American Airlines flies a specially configured Airbus A321T (for transcontinental) from New York (JFK) to Los Angeles (LAX) and San Francisco (SFO). This plane features a lie-flat business class cabin (shown above), and an even more spacious first class cabin. Since these routes are very popular with business travelers, you’ll often find significantly cheaper fares on the weekend.
At $558 for a one-way business class award, you could book this through the Ultimate Rewards portal for only ~44,600 points. The number on my account is lower because I have a Chase Sapphire Reserve which has a 50% bonus for portal bookings.
These transcontinental flights will also get you access to American’s flagship lounges, which are some of the better ones operated by any American airline. If you want to fly in first class, which features 10 reverse herringbone seats (similar to the ones you’ll find in most of American’s international fleet) laid out in a 1-1 configuration, you may be able to swing that as well.

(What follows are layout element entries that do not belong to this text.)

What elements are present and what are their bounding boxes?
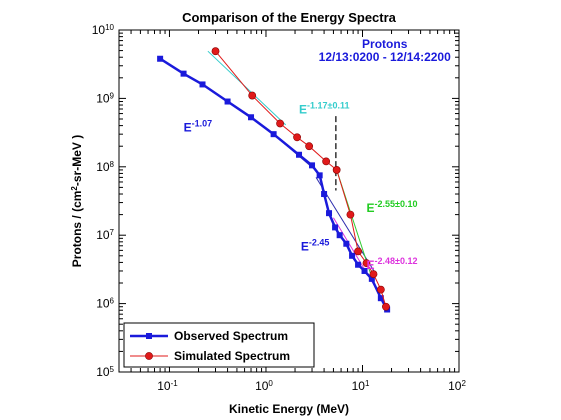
annotation-label: E-2.55±0.10 — [366, 199, 417, 215]
annotation-base: E — [366, 201, 374, 215]
observed-data-point — [199, 81, 206, 88]
legend-box — [123, 322, 315, 368]
annotation-exponent: -2.48±0.12 — [374, 256, 417, 266]
x-tick-label: 100 — [255, 379, 273, 394]
y-tick-label-base: 10 — [96, 160, 110, 174]
annotation-text: Protons — [362, 37, 408, 51]
simulated-data-point — [332, 166, 341, 174]
observed-data-point — [336, 232, 343, 239]
annotation-exponent: -2.45 — [309, 237, 330, 247]
y-tick-label-base: 10 — [96, 228, 110, 242]
simulated-data-point — [293, 133, 301, 142]
x-tick-label-exp: 0 — [268, 379, 273, 388]
observed-data-point — [361, 267, 368, 274]
fit-line — [207, 50, 287, 126]
y-axis-label-sup: 2 — [70, 186, 79, 191]
observed-data-point — [296, 151, 303, 158]
simulated-data-point — [276, 119, 284, 128]
y-axis-label-prefix: Protons / (cm — [70, 191, 84, 268]
y-tick-label-base: 10 — [96, 91, 110, 105]
simulated-data-point — [354, 247, 362, 256]
y-tick-label-base: 10 — [96, 297, 110, 311]
y-tick-label-exp: 10 — [105, 23, 114, 32]
simulated-data-point — [382, 302, 390, 311]
x-tick-label-exp: 2 — [461, 379, 466, 388]
observed-data-point — [309, 162, 316, 169]
y-axis-label: Protons / (cm2-sr-MeV ) — [70, 135, 85, 267]
observed-data-point — [332, 224, 339, 231]
observed-data-point — [377, 295, 384, 302]
observed-data-point — [355, 261, 362, 268]
observed-data-point — [180, 70, 187, 77]
y-tick-label-exp: 6 — [110, 296, 115, 305]
x-tick-label-base: 10 — [448, 379, 462, 393]
simulated-data-point — [248, 91, 257, 100]
legend-swatch-marker — [146, 333, 152, 339]
x-axis-label: Kinetic Energy (MeV) — [229, 402, 349, 416]
observed-data-point — [157, 55, 164, 62]
y-tick-label-exp: 5 — [110, 365, 115, 374]
y-tick-label-base: 10 — [96, 365, 110, 379]
x-tick-label-base: 10 — [352, 379, 366, 393]
annotation-exponent: -1.07 — [192, 118, 213, 128]
observed-data-point — [326, 210, 333, 217]
x-tick-label-base: 10 — [255, 379, 269, 393]
legend-entry-label: Simulated Spectrum — [174, 349, 290, 363]
y-axis-label-suffix: -sr-MeV ) — [70, 135, 84, 186]
x-tick-label: 101 — [352, 379, 370, 394]
y-tick-label-base: 10 — [92, 23, 106, 37]
annotation-exponent: -2.55±0.10 — [374, 199, 417, 209]
simulated-data-point — [305, 142, 314, 151]
y-tick-label-exp: 8 — [110, 159, 115, 168]
annotation-label: E-2.48±0.12 — [366, 256, 417, 272]
y-tick-label: 107 — [96, 228, 114, 243]
annotation-text: 12/13:0200 - 12/14:2200 — [319, 50, 451, 64]
x-tick-label: 10-1 — [157, 379, 178, 394]
simulated-data-point — [362, 259, 371, 268]
plot-frame — [118, 29, 460, 373]
annotation-base: E — [299, 103, 307, 117]
observed-data-point — [343, 240, 350, 247]
y-tick-label: 106 — [96, 296, 114, 311]
y-tick-label-exp: 9 — [110, 91, 115, 100]
legend-entry-label: Observed Spectrum — [174, 329, 288, 343]
y-tick-label: 109 — [96, 91, 114, 106]
x-tick-label-exp: -1 — [171, 379, 179, 388]
x-tick-label-base: 10 — [157, 379, 171, 393]
observed-data-point — [248, 114, 255, 121]
plot-area: 10-1 100 101 1021051061071081091010Protons1… — [92, 23, 467, 394]
x-tick-label-exp: 1 — [365, 379, 370, 388]
simulated-data-point — [322, 157, 331, 166]
observed-data-point — [316, 172, 323, 179]
annotation-base: E — [366, 258, 374, 272]
annotation-label: 12/13:0200 - 12/14:2200 — [319, 50, 451, 64]
x-tick-label: 102 — [448, 379, 466, 394]
annotation-label: E-2.45 — [301, 237, 330, 253]
annotation-base: E — [301, 239, 309, 253]
y-tick-label-exp: 7 — [110, 228, 115, 237]
simulated-data-point — [369, 270, 378, 278]
y-tick-label: 1010 — [92, 23, 115, 38]
observed-data-point — [349, 252, 356, 259]
annotation-label: Protons — [362, 37, 408, 51]
simulated-data-point — [211, 47, 220, 56]
observed-data-point — [270, 131, 277, 138]
annotation-exponent: -1.17±0.11 — [307, 101, 349, 111]
simulated-data-point — [346, 210, 355, 219]
annotation-label: E-1.07 — [184, 118, 213, 134]
legend-swatch-marker — [145, 352, 153, 360]
annotation-label: E-1.17±0.11 — [299, 101, 350, 117]
legend: Observed Spectrum Simulated Spectrum — [123, 322, 315, 368]
y-tick-label: 105 — [96, 365, 114, 380]
observed-data-point — [321, 191, 328, 198]
simulated-data-point — [376, 285, 385, 294]
observed-data-point — [368, 275, 375, 282]
chart-title: Comparison of the Energy Spectra — [182, 10, 397, 25]
observed-data-point — [224, 98, 231, 105]
y-tick-label: 108 — [96, 159, 114, 174]
annotation-base: E — [184, 120, 192, 134]
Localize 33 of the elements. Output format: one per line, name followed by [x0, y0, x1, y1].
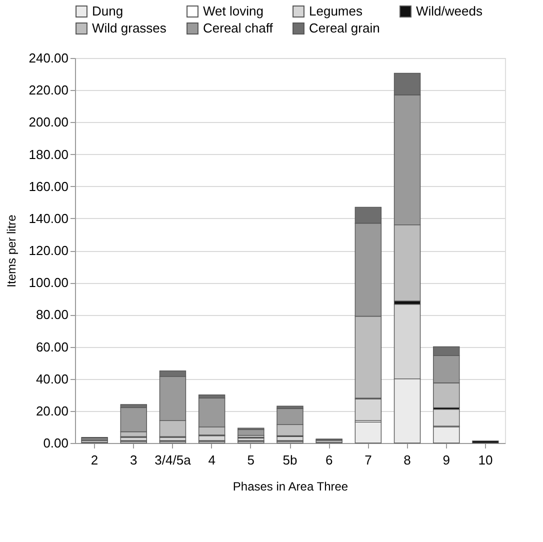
- legend-label: Cereal grain: [309, 20, 380, 36]
- x-tick-label: 8: [404, 452, 411, 468]
- y-tick-label: 120.00: [28, 243, 68, 258]
- x-tick-label: 3/4/5a: [154, 452, 192, 468]
- legend-label: Legumes: [309, 4, 363, 19]
- y-tick-label: 40.00: [36, 371, 68, 386]
- x-tick-label: 4: [208, 452, 216, 468]
- x-tick-label: 5: [247, 452, 255, 468]
- y-tick-label: 160.00: [28, 178, 68, 194]
- legend-label: Wet loving: [203, 4, 264, 19]
- x-tick-label: 10: [478, 452, 493, 468]
- legend-label: Dung: [92, 4, 124, 19]
- x-tick-label: 7: [364, 452, 372, 468]
- x-tick-label: 2: [90, 452, 98, 468]
- y-tick-label: 0.00: [43, 436, 68, 450]
- y-tick-label: 180.00: [28, 146, 68, 162]
- x-tick-label: 3: [130, 452, 138, 468]
- y-tick-label: 220.00: [28, 82, 68, 98]
- y-tick-label: 80.00: [36, 307, 68, 322]
- y-tick-label: 60.00: [36, 339, 68, 354]
- legend-label: Cereal chaff: [203, 20, 274, 36]
- y-tick-label: 20.00: [36, 403, 68, 418]
- legend-label: Wild/weeds: [416, 4, 483, 19]
- x-tick-label: 5b: [282, 452, 298, 468]
- y-tick-label: 200.00: [28, 114, 68, 130]
- x-tick-label: 6: [325, 452, 333, 468]
- y-tick-label: 100.00: [28, 275, 68, 290]
- y-tick-label: 240.00: [28, 50, 68, 66]
- legend-label: Wild grasses: [92, 20, 167, 36]
- y-tick-label: 140.00: [28, 210, 68, 226]
- y-axis-title: Items per litre: [4, 214, 19, 288]
- x-axis-title: Phases in Area Three: [232, 480, 348, 494]
- x-tick-label: 9: [442, 452, 450, 468]
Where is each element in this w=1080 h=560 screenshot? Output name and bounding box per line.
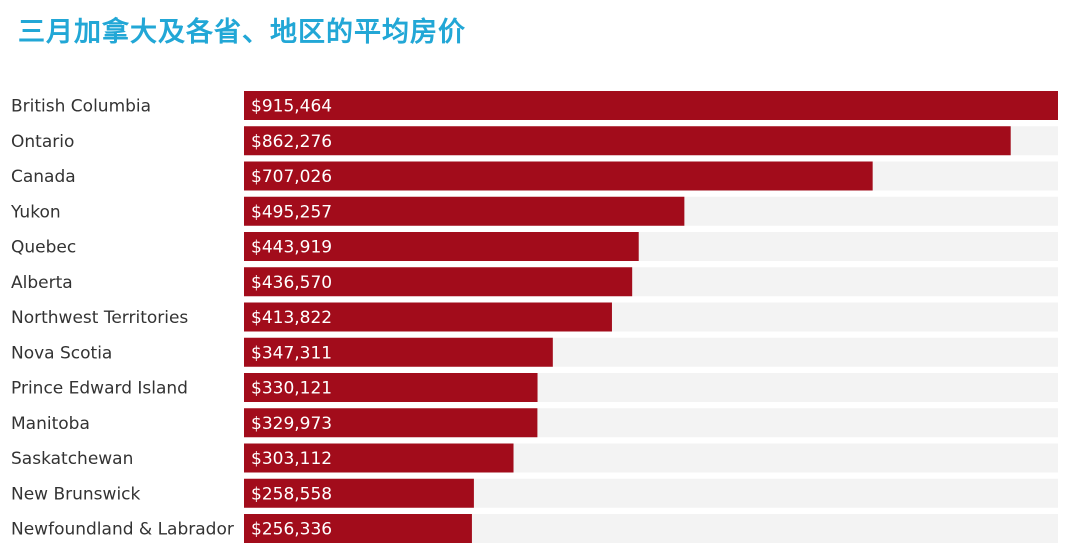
value-label: $330,121 [251, 379, 332, 399]
category-label: Newfoundland & Labrador [11, 520, 234, 540]
category-label: Prince Edward Island [11, 379, 188, 399]
category-label: British Columbia [11, 97, 151, 117]
value-label: $413,822 [251, 308, 332, 328]
bar [244, 161, 873, 191]
value-label: $303,112 [251, 449, 332, 469]
value-label: $436,570 [251, 273, 332, 293]
bar [244, 232, 639, 261]
value-label: $862,276 [251, 132, 332, 152]
value-label: $915,464 [251, 97, 332, 117]
bar [244, 478, 474, 508]
bar [244, 126, 1011, 156]
value-label: $495,257 [251, 202, 332, 222]
bar [244, 514, 472, 543]
value-label: $256,336 [251, 520, 332, 540]
category-label: Northwest Territories [11, 308, 188, 328]
value-label: $329,973 [251, 414, 332, 434]
category-label: Canada [11, 167, 76, 187]
bar [244, 302, 612, 332]
bar [244, 373, 538, 402]
chart-title: 三月加拿大及各省、地区的平均房价 [18, 17, 466, 48]
category-label: Saskatchewan [11, 449, 133, 469]
bar [244, 91, 1058, 120]
category-label: Yukon [10, 202, 61, 222]
category-label: Manitoba [11, 414, 90, 434]
category-label: Alberta [11, 273, 73, 293]
bar [244, 267, 633, 297]
category-label: New Brunswick [11, 484, 141, 504]
value-label: $707,026 [251, 167, 332, 187]
category-label: Ontario [11, 132, 74, 152]
bar [244, 337, 553, 367]
category-label: Nova Scotia [11, 343, 112, 363]
bar [244, 408, 538, 438]
bar [244, 196, 685, 226]
value-label: $347,311 [251, 343, 332, 363]
category-label: Quebec [11, 238, 76, 258]
bar [244, 443, 514, 473]
value-label: $258,558 [251, 484, 332, 504]
value-label: $443,919 [251, 238, 332, 258]
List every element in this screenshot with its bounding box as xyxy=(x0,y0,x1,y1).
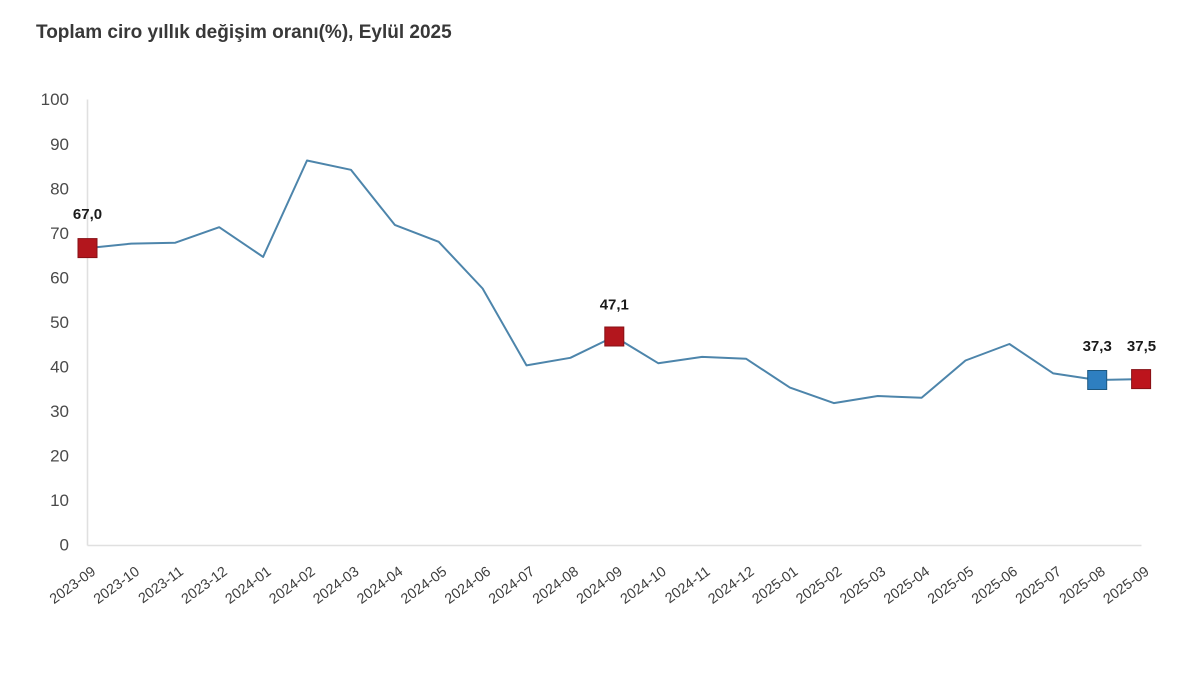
svg-text:70: 70 xyxy=(50,224,69,243)
svg-text:37,3: 37,3 xyxy=(1083,338,1112,355)
svg-text:90: 90 xyxy=(50,135,69,154)
svg-text:0: 0 xyxy=(60,536,69,555)
svg-text:47,1: 47,1 xyxy=(600,297,629,314)
svg-text:37,5: 37,5 xyxy=(1127,338,1156,355)
svg-text:10: 10 xyxy=(50,491,69,510)
svg-text:67,0: 67,0 xyxy=(73,206,102,223)
svg-text:40: 40 xyxy=(50,358,69,377)
svg-text:100: 100 xyxy=(41,90,69,109)
svg-text:30: 30 xyxy=(50,402,69,421)
svg-text:Toplam ciro yıllık değişim ora: Toplam ciro yıllık değişim oranı(%), Eyl… xyxy=(36,22,452,43)
svg-text:60: 60 xyxy=(50,268,69,287)
svg-text:80: 80 xyxy=(50,179,69,198)
svg-text:50: 50 xyxy=(50,313,69,332)
svg-text:20: 20 xyxy=(50,447,69,466)
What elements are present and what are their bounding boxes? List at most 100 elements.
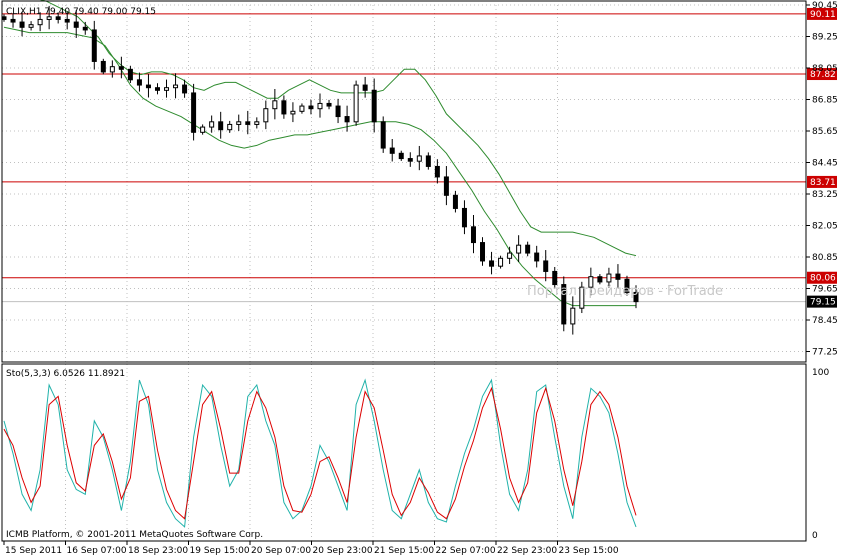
candle-body xyxy=(398,152,404,160)
watermark: Портал трейдеров - ForTrade xyxy=(527,284,723,299)
copyright-text: ICMB Platform, © 2001-2011 MetaQuotes So… xyxy=(6,530,263,540)
candle-body xyxy=(480,242,486,262)
grid xyxy=(2,4,806,541)
candle-body xyxy=(615,273,621,280)
bollinger-bands xyxy=(3,0,637,307)
y-tick-label: 83.25 xyxy=(812,190,838,200)
candle-body xyxy=(461,207,467,228)
candle-body xyxy=(236,121,242,125)
horizontal-levels[interactable]: 90.11 87.82 83.71 80.06 79.15 xyxy=(2,7,837,308)
candle-body xyxy=(380,121,386,149)
candle-body xyxy=(389,147,395,154)
x-tick-label: 21 Sep 15:00 xyxy=(374,546,434,556)
candle-body xyxy=(624,278,630,293)
candle-body xyxy=(534,252,540,262)
candle-body xyxy=(254,121,260,125)
y-tick-label: 84.45 xyxy=(812,159,838,169)
stochastic-panel xyxy=(3,378,637,528)
candle-body xyxy=(470,226,476,244)
level-price-label: 87.82 xyxy=(810,70,836,80)
stochastic-main-line xyxy=(3,378,637,528)
candle-body xyxy=(46,16,52,20)
candle-body xyxy=(19,21,25,28)
x-tick-label: 18 Sep 23:00 xyxy=(128,546,188,556)
candle-body xyxy=(416,155,422,162)
x-tick-label: 23 Sep 15:00 xyxy=(559,546,619,556)
candle-body xyxy=(588,276,594,288)
candle-body xyxy=(109,66,115,73)
candle-body xyxy=(425,155,431,167)
candle-body xyxy=(552,270,558,286)
candle-body xyxy=(227,123,233,131)
candle-body xyxy=(290,110,296,115)
candles xyxy=(1,5,639,335)
candle-body xyxy=(489,260,495,267)
level-price-label: 80.06 xyxy=(810,274,836,284)
x-tick-label: 22 Sep 23:00 xyxy=(497,546,557,556)
candle-body xyxy=(633,291,639,303)
candle-body xyxy=(136,79,142,86)
candle-body xyxy=(561,284,567,325)
candle-body xyxy=(182,84,188,94)
candle-body xyxy=(91,29,97,62)
oscillator-title: Sto(5,3,3) 6.0526 11.8921 xyxy=(6,369,125,379)
osc-tick-label: 100 xyxy=(812,368,829,378)
x-tick-label: 22 Sep 07:00 xyxy=(436,546,496,556)
candle-body xyxy=(326,102,332,107)
y-tick-label: 88.05 xyxy=(812,64,838,74)
level-price-tag xyxy=(807,175,837,188)
candle-body xyxy=(507,252,513,259)
candle-body xyxy=(64,18,70,23)
candle-body xyxy=(308,105,314,110)
candle-body xyxy=(525,244,531,254)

If you count the money you spend earning the bonus on the Sapphire Preferred, you’ll walk away with at least 64,000 points. That’s enough for $800 of free travel through the Chase portal, and while first class fares don’t get quite that low, one of the nice features of the Chase portal is you can mix and match points and cash. Your bonus, plus ~$60 out of pocket, could you a first class flight an an invitation to AA’s flagship first dining on the ground before you go. As an added bonus these are revenue flights, so you’ll continue to earn miles and elite qualifying metrics on this ticket.
These are just a few examples of what can be done with the bonus on the Chase Sapphire Preferred. Having a lie flat seat and a dream vacation in the back of your mind will help you earn your bonus as fast as you (responsibly) can, and with an extra 10,000 points in your wallet, the sky’s the limit on where you can go.